For its folly – of which the chief offender is that the whole thing is a bit “been there, done that” – Gibson’s schtick (overprotective father doing all he can to protect/avenge his family) is revitalized with R-rated verve here. He’s almost too comfortable with the gig – it’s a fit as snug as OJ into the iconic glove – but it’s good to see the man retrofit his appeal into a new-age film adamant on old school thrills. Mel’s legacy alone gives pissy posture to Richet’s throwback filmmaking, lending it the throbbing pulse of those stricken with severe hypertension and a roaring mascot to back it up.
Manic Mel unleashes his madness diligently. “Lost Soul” tattooed on his arm, a placard hugged by the grim reaper himself. His timbre is growl rugged. Gruff as a hacksaw. Raw. Feral. Intimidating. His beard, that of the orange jumpsuit bespoke Mel, fresh to an incarceration. Drunken, belligerent but seeking forgiveness. There’s poignant parallels between Mel and Link – the drunkard seeking absolution in a world that’s turned its back – that makes Blood Father seem, at least marginally, like a somber autobiography. An epitaph on a career of financial hits and personal shortcomings that have left the man hollow and searching desperately for meaning. It goes without saying that the material is custom tailored for Gibson and his being there makes it all the more delicious.
Richets finds room to assemble a few worthwhile critiques of Trump-era Americana into the mix, using the oh-so-talented Michael Parks as a harbinger of doom, gloom and racial dementia. To paraphrase his demented Nazi old timer, America cannibalizes itself. Not a novel idea for a French man to take down the land of red, white and blue, but there’s something that rings true when Parks spews, “This country buys out subversives. Turns rebels into fashion trends.” The runway is drowned in faux-edge. Even bikers have iPhones. Mel, the ultimate Hollywood rebel, however remains on the fringes of the mainstream.
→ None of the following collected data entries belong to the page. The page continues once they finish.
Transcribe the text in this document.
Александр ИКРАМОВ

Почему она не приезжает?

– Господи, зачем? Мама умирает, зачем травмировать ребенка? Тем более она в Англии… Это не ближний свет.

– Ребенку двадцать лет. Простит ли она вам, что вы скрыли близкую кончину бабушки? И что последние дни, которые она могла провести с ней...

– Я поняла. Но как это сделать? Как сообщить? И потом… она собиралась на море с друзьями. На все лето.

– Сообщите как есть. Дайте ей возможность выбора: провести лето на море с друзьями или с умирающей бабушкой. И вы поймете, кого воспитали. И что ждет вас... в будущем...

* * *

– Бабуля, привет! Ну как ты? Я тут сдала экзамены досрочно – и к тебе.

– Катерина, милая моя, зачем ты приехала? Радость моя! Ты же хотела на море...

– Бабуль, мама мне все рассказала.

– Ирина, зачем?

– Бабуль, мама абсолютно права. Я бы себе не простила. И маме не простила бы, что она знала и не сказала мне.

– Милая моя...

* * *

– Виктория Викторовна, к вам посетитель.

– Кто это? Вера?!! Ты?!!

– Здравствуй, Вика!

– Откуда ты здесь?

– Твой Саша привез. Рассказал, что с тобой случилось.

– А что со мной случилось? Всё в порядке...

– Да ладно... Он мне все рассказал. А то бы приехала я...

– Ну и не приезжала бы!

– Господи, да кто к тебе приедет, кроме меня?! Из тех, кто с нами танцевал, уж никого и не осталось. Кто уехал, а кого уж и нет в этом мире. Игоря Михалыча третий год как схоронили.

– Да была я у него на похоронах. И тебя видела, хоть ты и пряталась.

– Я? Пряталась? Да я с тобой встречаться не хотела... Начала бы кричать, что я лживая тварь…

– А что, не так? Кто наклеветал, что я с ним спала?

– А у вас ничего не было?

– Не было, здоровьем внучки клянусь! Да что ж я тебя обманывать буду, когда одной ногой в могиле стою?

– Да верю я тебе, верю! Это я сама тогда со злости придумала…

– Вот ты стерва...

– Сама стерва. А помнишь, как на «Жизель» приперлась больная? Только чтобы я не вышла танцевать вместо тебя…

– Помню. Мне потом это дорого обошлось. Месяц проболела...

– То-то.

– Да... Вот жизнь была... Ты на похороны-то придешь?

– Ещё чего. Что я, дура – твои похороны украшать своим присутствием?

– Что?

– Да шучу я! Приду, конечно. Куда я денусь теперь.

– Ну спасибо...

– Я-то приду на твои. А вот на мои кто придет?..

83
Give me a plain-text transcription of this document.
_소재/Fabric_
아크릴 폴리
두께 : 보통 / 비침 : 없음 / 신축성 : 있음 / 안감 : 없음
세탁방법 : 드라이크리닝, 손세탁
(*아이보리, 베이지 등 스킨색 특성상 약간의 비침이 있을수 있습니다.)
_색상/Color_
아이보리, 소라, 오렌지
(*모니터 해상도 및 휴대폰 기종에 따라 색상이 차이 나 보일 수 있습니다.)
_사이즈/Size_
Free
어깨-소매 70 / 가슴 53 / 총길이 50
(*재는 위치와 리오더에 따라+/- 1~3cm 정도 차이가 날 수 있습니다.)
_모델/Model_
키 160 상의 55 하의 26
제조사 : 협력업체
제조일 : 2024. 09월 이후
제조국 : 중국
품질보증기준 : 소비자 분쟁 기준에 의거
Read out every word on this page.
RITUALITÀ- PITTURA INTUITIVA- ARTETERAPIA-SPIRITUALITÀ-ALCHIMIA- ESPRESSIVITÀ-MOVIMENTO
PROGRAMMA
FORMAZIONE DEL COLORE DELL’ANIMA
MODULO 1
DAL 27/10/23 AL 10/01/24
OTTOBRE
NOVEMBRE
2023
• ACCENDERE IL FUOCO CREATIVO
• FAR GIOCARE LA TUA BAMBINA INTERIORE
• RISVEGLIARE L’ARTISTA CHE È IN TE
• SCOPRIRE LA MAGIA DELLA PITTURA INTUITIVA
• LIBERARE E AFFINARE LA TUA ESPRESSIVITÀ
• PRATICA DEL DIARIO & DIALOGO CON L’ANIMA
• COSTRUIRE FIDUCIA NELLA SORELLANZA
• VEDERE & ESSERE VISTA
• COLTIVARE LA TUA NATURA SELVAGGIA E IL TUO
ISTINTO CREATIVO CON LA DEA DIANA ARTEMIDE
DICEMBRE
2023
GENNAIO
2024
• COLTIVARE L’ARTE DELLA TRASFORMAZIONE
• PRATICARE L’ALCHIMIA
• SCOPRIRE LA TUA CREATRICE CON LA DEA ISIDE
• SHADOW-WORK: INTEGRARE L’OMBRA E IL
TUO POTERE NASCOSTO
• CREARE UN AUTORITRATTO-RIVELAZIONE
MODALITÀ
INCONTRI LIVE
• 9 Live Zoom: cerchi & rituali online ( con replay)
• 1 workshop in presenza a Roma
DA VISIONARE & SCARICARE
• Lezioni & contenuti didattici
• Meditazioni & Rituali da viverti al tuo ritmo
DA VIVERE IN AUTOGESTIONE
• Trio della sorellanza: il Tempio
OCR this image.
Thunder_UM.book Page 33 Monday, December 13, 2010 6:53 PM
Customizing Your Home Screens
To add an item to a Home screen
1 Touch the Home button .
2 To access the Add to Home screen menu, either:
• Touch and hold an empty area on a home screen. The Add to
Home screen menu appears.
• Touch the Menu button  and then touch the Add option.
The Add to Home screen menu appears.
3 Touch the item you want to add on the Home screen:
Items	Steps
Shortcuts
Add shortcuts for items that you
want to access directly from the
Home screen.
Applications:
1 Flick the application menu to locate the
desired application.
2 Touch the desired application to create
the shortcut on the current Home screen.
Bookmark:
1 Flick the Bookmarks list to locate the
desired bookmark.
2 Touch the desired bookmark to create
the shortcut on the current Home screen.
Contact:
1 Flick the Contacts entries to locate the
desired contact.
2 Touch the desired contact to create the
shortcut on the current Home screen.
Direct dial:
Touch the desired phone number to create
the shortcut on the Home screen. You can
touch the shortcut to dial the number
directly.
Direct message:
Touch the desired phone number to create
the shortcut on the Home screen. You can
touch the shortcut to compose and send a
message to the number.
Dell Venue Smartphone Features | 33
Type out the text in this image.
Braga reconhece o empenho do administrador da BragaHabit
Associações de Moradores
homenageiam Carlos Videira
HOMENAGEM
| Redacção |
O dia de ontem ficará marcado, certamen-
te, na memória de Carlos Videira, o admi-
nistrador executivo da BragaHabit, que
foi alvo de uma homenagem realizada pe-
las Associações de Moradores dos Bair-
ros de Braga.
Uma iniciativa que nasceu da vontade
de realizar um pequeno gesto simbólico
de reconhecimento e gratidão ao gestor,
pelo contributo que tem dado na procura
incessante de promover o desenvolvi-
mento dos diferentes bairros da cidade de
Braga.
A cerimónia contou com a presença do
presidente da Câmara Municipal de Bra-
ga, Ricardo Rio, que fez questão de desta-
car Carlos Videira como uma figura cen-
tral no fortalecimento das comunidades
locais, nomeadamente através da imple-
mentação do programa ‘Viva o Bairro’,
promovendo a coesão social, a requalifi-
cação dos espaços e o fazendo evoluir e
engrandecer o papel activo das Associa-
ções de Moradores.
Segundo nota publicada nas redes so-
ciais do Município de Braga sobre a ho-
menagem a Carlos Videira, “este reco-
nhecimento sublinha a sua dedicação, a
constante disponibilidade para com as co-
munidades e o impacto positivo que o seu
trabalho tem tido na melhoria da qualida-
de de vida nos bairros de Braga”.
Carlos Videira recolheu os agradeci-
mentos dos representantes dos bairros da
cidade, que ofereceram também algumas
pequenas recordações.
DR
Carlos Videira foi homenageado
Still not issued a golden ticket to return, he lingers and his shadow stands long within Blood Father.
Parks, who terrified turning Justin Long into a walrus, remains likewise an outsider; the villain the film deserves, but not the one it gets, as he’s left playing third fiddle to a couple of tattooed cartel cardboard standees.
Richet’s underlying critique is set with a subversively humorous opening scene. Box after box after box of bullets roll down a superstore conveyor belt. The 16-year old Lydia requests a pack of cigarettes. The cashier says she needs ID to buy smokes, packaging up the ammunition nonchalantly. Not catching the slightest whiff of irony. It’s about as understated as Bryan Mills but at least Richet is trying to dig deeper. As such, Blood Father rebels against PC culture and CG filmmaking, weaving into a practical effects-driven protest song in the spirit of Denis Hopper’s seminal Easy Rider. It’s a spirited tour through grifter Americana, biker bars, neo Nazi outposts, trailer parks with their privately armed militias. One that matches the cynicism of Mad Max with the paralyzing intensity of Martin Riggs. A needed shot of adrenaline to this brain dead summer achieved through the balance of levity and intensity. It’s far from perfect but at least it’s entertaining and that’s something that not a lot of this summer’s fare can claim.
CONCLUSION: ‘Blood Father’ delivers the throwback action goods and guttural Mel Gibson performance that anyone considering watching it might hope for. That its plot is a collage of prior Gibson movies and the ‘Taken’ franchise limits it from being remarkable in any way but its breed of blood-soaked, primal scream filmmaking has been sorely missed this summer and makes for a highly entertaining, if somewhat forgettable, watch.